The agency says that Huang’s hands were detected on the steering wheel for a total of 34 seconds, on three separate occasions, in the 60 seconds before impact. NTSB also confirms Tesla’s position that the vehicle did not detect the driver’s hands on the steering wheel in the six seconds before the crash. There were two visual alerts and one auditory alert for the driver to place his hands on the steering wheel, but those alerts were made more than 15 minutes before the crash.
Huang’s Model X was following a lead vehicle using adaptive cruise control and autosteer, and traveling about 65 mph, eight seconds before the crash. A second later, the Tesla began a left steering movement. Then the vehicle the Tesla had been following moved, causing Huang’s vehicle’s speed to increase from 62 mph to 70.8 mph. There was no braking or evasive steering detected prior to impact.
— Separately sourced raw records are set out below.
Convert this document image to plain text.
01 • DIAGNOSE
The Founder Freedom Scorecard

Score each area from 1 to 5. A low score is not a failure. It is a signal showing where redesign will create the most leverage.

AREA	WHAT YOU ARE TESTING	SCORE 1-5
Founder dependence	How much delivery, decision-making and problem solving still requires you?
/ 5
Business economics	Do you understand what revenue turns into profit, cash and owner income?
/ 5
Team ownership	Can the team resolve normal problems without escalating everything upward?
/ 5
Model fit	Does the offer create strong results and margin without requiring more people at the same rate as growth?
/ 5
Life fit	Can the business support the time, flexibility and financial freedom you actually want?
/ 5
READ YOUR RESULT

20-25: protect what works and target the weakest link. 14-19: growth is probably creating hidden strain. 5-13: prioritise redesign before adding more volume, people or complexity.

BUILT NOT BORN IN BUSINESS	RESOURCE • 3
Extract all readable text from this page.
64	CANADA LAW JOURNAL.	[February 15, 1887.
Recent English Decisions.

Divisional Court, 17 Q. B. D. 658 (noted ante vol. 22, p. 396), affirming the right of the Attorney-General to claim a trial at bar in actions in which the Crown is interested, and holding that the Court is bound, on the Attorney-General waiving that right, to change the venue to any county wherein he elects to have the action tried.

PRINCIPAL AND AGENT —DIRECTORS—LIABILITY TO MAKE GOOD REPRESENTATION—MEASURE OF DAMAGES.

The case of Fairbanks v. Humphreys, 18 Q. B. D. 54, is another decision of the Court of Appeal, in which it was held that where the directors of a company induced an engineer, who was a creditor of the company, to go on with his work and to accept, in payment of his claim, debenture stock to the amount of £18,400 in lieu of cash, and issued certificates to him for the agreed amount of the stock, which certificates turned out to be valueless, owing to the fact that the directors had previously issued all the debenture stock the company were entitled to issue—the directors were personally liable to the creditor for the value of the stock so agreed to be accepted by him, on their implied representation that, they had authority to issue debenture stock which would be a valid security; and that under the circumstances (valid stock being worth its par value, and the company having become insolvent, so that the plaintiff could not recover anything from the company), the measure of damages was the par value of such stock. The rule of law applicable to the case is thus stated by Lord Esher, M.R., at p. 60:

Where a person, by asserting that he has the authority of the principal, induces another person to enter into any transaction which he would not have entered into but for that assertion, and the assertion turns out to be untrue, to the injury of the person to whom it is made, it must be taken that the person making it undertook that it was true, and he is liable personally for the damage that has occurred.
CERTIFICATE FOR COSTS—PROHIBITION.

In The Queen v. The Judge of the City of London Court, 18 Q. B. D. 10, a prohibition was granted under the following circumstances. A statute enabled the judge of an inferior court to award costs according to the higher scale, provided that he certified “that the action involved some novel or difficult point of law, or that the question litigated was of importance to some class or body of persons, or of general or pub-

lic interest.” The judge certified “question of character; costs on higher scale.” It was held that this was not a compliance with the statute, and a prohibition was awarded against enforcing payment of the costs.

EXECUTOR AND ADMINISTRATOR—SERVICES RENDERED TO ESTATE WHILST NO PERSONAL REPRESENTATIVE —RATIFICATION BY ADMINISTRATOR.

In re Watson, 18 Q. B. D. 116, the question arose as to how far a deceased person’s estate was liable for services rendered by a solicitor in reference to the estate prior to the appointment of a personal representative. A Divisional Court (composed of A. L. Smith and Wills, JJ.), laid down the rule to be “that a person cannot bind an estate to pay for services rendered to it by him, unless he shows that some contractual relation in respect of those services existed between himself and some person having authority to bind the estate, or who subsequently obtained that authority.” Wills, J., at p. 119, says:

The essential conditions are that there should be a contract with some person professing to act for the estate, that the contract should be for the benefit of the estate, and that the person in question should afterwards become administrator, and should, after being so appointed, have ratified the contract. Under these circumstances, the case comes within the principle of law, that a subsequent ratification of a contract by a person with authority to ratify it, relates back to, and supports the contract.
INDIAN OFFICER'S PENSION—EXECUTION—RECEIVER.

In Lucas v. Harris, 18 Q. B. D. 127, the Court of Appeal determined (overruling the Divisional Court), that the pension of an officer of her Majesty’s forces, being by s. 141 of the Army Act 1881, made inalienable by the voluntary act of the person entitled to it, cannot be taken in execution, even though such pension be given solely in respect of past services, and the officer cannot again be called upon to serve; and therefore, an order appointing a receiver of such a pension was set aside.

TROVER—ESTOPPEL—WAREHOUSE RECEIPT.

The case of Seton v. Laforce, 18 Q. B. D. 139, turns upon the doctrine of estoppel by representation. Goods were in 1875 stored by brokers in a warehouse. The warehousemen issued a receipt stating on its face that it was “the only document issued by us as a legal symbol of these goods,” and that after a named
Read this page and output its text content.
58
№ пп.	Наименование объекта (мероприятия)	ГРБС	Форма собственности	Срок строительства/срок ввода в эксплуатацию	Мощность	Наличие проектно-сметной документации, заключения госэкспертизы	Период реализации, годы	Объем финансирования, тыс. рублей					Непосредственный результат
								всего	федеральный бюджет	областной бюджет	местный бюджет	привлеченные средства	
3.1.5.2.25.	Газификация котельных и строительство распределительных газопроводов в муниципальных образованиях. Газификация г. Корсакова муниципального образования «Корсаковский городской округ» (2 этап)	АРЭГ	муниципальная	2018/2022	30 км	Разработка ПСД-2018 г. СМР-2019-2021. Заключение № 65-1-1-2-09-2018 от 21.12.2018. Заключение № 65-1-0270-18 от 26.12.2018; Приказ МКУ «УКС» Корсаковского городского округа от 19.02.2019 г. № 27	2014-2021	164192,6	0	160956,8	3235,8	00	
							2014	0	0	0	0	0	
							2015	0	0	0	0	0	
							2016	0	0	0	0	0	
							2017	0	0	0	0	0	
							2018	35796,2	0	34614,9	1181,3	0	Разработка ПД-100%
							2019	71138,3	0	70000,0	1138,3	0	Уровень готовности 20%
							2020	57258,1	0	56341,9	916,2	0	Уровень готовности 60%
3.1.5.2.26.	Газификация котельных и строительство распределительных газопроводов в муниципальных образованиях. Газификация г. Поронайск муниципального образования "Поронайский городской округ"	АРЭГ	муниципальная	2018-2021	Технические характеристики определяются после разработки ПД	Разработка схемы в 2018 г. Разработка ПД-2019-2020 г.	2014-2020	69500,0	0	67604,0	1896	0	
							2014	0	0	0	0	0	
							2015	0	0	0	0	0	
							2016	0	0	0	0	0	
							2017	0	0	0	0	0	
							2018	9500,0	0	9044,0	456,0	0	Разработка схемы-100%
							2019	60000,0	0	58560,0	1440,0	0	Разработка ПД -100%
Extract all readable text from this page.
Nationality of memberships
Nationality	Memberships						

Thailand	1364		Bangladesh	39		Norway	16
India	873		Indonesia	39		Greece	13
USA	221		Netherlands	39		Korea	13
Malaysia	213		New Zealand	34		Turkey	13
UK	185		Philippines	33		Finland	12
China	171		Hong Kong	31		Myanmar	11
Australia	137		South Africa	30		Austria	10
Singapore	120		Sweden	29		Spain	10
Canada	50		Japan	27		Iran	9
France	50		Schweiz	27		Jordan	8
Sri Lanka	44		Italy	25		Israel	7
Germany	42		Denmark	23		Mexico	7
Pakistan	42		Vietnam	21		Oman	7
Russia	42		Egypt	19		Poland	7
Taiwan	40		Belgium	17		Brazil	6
A Tesla spokesperson declined to comment on the preliminary report, and instead pointed to the company’s prior statement on the deadly crash. In that statement, the company said that a damaged safety barrier, called a crash attenuator, contributed to the severity. Tesla also said that Huang had “about five seconds and 150 meters of unobstructed view” of the concrete divider with the crushed safety barrier before the incident. Huang’s family has retained a law firm and is exploring their legal options, local reports say.
NTSB confirms the attenuator had been damaged in the previous week when a Toyota Prius crashed in the same location. The damage likely made the attenuator ineffective and contributed to Huang’s death.
The battery from the totaled Model X began to smoke later that afternoon while in the impound lot, according to the NTSB report. “The battery was monitored with a thermal imaging camera, but no active fire operations were conducted,” NTSB says. “On March 28, [five] days after the crash, the battery reignited.” Firefighters responded and extinguished the blaze.
The report follows the decision by NTSB to boot Tesla from its investigation into the deadly crash, which the agency claims was because Tesla had released “investigative information before it was vetted and confirmed by” the agency. Tesla CEO Elon Musk also reportedly hung up on the head of the agency during a heated call concerning the investigation.
The NTSB said Tesla is still a party in two other ongoing investigations into non-fatal accidents: one from January 22nd, 2018 involving Autopilot, and one from last summer involving a battery fire. In May, Musk vowed to begin releasing a quarterly safety report about Autopilot.